J. Hillaby and E. Gruhs
Thanks to some generous support from the Pacific Salmon Foundation, the HRR Streamkeepers were able to buy some new field equipment, which included new water quality testers. Thursday afternoon’s outing to Gibbons Creek (flowing west into Horsefly Lake near Millar Road) was an opportunity to apply the Streamkeepers Water Quality test procedures to try out the new gear.

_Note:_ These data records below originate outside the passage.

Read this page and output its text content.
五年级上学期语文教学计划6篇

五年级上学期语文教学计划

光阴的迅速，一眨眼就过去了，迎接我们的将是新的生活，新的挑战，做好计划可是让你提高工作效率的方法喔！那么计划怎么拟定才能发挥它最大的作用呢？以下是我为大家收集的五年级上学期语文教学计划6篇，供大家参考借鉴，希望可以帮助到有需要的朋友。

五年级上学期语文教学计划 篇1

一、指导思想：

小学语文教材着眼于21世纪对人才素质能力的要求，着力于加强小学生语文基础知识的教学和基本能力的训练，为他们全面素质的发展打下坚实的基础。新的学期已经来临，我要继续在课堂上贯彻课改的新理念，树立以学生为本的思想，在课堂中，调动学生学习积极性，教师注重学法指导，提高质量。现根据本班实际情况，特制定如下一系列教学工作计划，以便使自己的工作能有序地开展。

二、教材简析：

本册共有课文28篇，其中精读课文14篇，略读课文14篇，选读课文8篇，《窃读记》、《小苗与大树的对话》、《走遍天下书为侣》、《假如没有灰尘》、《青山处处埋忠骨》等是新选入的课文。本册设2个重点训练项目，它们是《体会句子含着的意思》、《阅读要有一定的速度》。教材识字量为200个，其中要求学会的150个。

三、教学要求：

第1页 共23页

We inspected the Gibbons Creek stream channel during very low water conditions and compared three locations:
- a lower site at the Millar Road bridge crossing;
- a middle site upstream of the bridge about 2.5 km up the 4800 (Lemon Lake) Road;
- an upper site upstream of the Lemon Lake confluence, road access through the logging operations.
Take home messages
Despite the warm summer, the water in Gibbons Creek is nice and cold everywhere, measuring consistently between 9.7 to 10.8 oC at all stations – happy news for salmonids. The bad news is that there is very little of it, suggesting that it is fed more by groundwater than surface water. It is likely that the wetted stream channel disappears in places, so expect that fish will get trapped.
According to the water chemistry, there is some pollution effect. One indicator is oxidation reduction potential (ORP) measured directly by a pH/ORP tester. Bluntly, ORP provides a number that relates to the stream’s ability to “clean up” contaminants. A pristine stream should be in the hundreds, Gibbons Creek registered at minus 46 at two of three stations (we didn’t measure the lower site, still learning the equipment).
Another indicator is the presence of algal blooms here and there, as we would expect from a combination of slow-moving water, livestock manure and sunlight. The water is tea-coloured, but not cloudy, at all three sites.
Gibbons Creek contains coho salmon, which migrate upstream at least to the middle site. We will think about the pollution issue, a double-check is warranted.